Ya don Guillén había logrado arrancar la primera.

—Bien —dijo Diego— ¿y la otra reja?

—Ésa es de madera, y podemos romperla o cortarla fácilmente: está vieja y apolillada, y yo he llegado ya hasta ella, y no me parece que sea difícil forzarla.

—¿Llegado habéis hasta ella?

—Sí.

—¿Cómo?

—He quitado ésta, y moviendo el cuerpo tal cual os he mostrado, llegué hasta mirar el patio.

—¿Y cómo no os vi en esa operación?

—Era de noche y dormíais como un bienaventurado, sin pensar en que yo trabajaba por la libertad de los dos.

—¿Por qué no me llamasteis en vuestro auxilio?

—Aún no tenía yo confianza en vuestra lealtad y decisión, pues que todavía hace poco me tratasteis de «vuesa merced», lo que no prueba mucha intimidad.

—Pero ahora estoy dispuesto a todo.

—Me alegro; porque yo os respondo del éxito.

—Franqueando la ventana ¿adónde vamos?

—Estando preso los primeros días, en lo que aquí llaman las cárceles nuevas, Pedro de Cangas, el alcaide, me llevó al Tribunal a dar una declaración: entonces, por el callejón que pasa de las dichas cárceles a las viejas, me asomé a una ventana que en él había, y observé que caía a un jardín: este jardín tiene una tapia baja, y esa tapia cae para la calle, porque frente de ella descubrí una casa; luego entre esa tapia y aquella casa está la calle.

—Muy bien pensado.

—Pues no hay mucho que pensar: puestos en el patio, cortaremos las dos rejas del patio que dan al jardín y que son de madera.

—Y llegando al jardín ¿cómo saltar a la calle?

—Con una escalera.

—Loco estáis: ¿dónde hallar esa escalera?

—Arrancaremos dos tablas de mi cama, y colocadas una con otra, atadas con un cordel, nos darán la altura necesaria para subir hasta el borde de la tapia: una vez allí, pasamos nuestra escalera al otro lado, y estamos en la calle.

—Admirablemente pensado.

—Detiéneme, sin embargo, una cosa.

—¿Cuál es ella?

—Que como ha tantos años que estoy preso, no conozco en México una casa, rica o pobre, adonde podamos ocultarnos mientras salimos de la ciudad.

—No me había ocurrido eso.

—¿Vos no conocéis alguna persona que nos diera hospitalidad?

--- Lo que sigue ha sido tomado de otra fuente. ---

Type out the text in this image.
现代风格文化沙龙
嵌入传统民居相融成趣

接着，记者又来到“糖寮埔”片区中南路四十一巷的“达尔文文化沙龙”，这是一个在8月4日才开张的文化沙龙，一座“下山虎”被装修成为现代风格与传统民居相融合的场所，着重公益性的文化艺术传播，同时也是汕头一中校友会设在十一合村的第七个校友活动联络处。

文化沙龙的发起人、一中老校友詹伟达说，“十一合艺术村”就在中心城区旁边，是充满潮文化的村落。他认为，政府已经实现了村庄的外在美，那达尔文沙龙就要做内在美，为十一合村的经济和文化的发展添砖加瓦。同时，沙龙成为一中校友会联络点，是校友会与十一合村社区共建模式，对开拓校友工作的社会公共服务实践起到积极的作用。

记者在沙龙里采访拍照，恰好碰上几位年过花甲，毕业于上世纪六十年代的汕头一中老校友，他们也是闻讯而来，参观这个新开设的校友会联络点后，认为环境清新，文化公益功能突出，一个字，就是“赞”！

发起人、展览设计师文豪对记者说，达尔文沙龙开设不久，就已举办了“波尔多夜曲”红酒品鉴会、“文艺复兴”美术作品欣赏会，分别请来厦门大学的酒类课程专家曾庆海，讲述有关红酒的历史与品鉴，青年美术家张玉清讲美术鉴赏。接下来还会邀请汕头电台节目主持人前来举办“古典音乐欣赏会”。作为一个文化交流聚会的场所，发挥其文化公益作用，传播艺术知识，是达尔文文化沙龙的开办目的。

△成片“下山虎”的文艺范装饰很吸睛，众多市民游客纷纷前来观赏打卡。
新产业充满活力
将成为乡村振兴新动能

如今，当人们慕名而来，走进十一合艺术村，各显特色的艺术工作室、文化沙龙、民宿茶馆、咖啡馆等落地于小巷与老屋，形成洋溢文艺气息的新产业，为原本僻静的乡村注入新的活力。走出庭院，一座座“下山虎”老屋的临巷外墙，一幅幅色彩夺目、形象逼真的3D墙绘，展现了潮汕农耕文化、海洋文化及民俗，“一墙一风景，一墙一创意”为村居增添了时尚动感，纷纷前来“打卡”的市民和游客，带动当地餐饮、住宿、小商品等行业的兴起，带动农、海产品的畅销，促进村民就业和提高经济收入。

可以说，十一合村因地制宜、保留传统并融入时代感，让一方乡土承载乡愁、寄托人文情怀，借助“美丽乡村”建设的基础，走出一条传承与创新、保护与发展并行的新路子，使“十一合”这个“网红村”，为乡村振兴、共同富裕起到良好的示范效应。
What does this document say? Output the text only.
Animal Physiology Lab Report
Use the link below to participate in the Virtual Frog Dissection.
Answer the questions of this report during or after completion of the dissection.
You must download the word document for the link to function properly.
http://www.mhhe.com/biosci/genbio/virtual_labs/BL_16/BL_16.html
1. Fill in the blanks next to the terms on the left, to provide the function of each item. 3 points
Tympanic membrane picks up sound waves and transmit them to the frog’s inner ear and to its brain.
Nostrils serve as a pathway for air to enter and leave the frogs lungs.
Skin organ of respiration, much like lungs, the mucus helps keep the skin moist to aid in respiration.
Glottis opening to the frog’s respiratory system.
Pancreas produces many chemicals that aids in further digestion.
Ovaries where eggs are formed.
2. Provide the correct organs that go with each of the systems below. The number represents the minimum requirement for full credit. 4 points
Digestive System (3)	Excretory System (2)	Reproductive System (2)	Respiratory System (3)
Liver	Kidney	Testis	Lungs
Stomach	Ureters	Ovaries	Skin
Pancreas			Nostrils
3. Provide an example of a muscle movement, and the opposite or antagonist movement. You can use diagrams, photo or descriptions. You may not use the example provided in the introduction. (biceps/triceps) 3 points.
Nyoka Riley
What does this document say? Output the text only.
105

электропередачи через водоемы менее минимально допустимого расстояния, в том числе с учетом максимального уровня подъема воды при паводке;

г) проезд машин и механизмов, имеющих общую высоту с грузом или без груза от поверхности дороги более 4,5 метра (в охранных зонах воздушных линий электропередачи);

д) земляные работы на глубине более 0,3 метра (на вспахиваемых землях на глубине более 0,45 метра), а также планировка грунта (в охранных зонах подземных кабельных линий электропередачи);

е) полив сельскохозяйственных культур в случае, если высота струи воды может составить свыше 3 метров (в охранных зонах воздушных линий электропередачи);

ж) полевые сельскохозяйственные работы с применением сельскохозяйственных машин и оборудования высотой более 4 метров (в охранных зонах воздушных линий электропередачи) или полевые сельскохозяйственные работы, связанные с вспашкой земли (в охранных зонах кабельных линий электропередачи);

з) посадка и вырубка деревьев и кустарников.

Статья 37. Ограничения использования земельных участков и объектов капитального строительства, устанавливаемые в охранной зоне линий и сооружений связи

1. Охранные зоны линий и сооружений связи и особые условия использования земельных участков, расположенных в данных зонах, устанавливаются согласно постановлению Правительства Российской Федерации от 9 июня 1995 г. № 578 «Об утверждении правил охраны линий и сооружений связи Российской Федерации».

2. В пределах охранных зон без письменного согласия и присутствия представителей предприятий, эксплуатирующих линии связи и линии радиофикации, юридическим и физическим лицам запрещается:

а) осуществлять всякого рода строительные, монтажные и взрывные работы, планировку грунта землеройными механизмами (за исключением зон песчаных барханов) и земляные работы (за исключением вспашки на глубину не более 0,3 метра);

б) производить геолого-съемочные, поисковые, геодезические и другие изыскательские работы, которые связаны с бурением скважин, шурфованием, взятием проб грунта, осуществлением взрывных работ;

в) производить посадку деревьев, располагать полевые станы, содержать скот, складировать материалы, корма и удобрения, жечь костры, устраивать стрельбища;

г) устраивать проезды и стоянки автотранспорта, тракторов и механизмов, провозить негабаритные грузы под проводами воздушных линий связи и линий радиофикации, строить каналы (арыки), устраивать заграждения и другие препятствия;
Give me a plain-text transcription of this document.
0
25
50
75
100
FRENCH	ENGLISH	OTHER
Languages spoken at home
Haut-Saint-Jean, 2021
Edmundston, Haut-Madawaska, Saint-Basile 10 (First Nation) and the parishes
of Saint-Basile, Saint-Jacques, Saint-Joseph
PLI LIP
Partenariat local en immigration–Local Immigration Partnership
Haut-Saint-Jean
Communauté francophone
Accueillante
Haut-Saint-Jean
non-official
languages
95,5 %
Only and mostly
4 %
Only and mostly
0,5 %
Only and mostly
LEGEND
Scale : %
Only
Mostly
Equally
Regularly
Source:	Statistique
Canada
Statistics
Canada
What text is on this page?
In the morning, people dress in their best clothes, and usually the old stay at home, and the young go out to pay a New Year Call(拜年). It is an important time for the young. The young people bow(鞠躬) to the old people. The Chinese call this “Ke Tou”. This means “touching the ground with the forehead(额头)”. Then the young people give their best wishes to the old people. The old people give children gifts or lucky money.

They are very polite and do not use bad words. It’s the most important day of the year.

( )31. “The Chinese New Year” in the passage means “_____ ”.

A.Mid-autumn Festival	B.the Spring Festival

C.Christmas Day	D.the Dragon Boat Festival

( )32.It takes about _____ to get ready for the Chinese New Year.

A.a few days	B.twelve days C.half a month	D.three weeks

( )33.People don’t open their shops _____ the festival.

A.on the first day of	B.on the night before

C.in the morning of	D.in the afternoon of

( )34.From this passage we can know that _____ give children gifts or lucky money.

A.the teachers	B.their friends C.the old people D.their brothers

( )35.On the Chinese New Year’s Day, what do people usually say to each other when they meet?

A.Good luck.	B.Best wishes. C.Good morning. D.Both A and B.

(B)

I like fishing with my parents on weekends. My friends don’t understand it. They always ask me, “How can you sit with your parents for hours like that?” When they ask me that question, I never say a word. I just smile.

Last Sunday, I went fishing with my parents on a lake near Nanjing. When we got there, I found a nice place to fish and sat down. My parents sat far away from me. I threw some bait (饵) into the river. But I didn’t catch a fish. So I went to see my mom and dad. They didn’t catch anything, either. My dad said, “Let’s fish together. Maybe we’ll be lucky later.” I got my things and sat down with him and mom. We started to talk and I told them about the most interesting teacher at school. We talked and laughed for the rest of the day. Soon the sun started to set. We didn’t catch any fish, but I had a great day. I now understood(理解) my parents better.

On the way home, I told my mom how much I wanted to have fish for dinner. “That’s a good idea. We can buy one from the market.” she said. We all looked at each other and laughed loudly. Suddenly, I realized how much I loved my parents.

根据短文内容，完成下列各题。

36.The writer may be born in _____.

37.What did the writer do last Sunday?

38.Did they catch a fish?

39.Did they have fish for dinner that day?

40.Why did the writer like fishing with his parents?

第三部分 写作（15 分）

—Conozco en el rumbo de Monserrate, y en uno de aquellos callejones, un hombre que nos puede servir.

—Buen rumbo para ocultarse.

—El peligro está en que viva ahora allí; porque su ocupación es trajinar con cargas a la tierra adentro, y fácil sería que estuviese ausente.

—¿Y será hombre de todo secreto?

—Sí que lo es.

—¿Y es solo o tiene familia?

—Casado es y tiene hijos.

—En tal caso, aunque se halle ausente podemos llegarnos a su casa, y allí permanecer mientras nos consiguen caballos para salir de la ciudad.

—Es cierto.

—Y si a salir llegamos ¿adónde os parece que debemos dirigirnos?

—En primer lugar, debemos de irnos hasta Otumba, en donde tengo yo amigos y parientes que nos darán cabalgaduras.

—¿Y de allí?

—Por el monte, caminando de noche, hasta cerca de Querétaro.

—¿Con qué fin?

—Sé por un compañero de cárcel que tuve, que cerca de Querétaro, por el lado de la Sierra, hay una ranchería de mulatos cimarrones; que por las noches se retiran a los bosques y viven seguros, y nadie les persigue.

—No es mal pensamiento.

—Si no os agrada el rumbo, hay también por Veracruz otro pueblo de negros, llamado de San Antonio; y esto lo sé por otro compañero de cárcel que tuve, llamádose Fonseca.

—Todo está pues previsto, y no hace falta más que el trabajo.

—¿Y los instrumentos?

—Yo los proporcionaré si dispuesto estáis a trabajar con ardor.

—Tanto como vos.

—En tal caso, desde esta noche comenzamos; que el alcaide no debe tardar mucho tiempo en venir, y no sería prudente hacer nada hasta después del registro.

Los dos tomaron entonces el aspecto de mayor indiferencia que les fue posible, porque se escuchaban los pasos del alcaide que hacía su ronda, y entregaba las torcidas con que se alumbraban los presos.

Entró por fin al calabozo de don Guillén, registró como de costumbre, entrególe la vela y salió.

Don Guillén y Diego se levantaron inmediatamente para poner manos a la obra.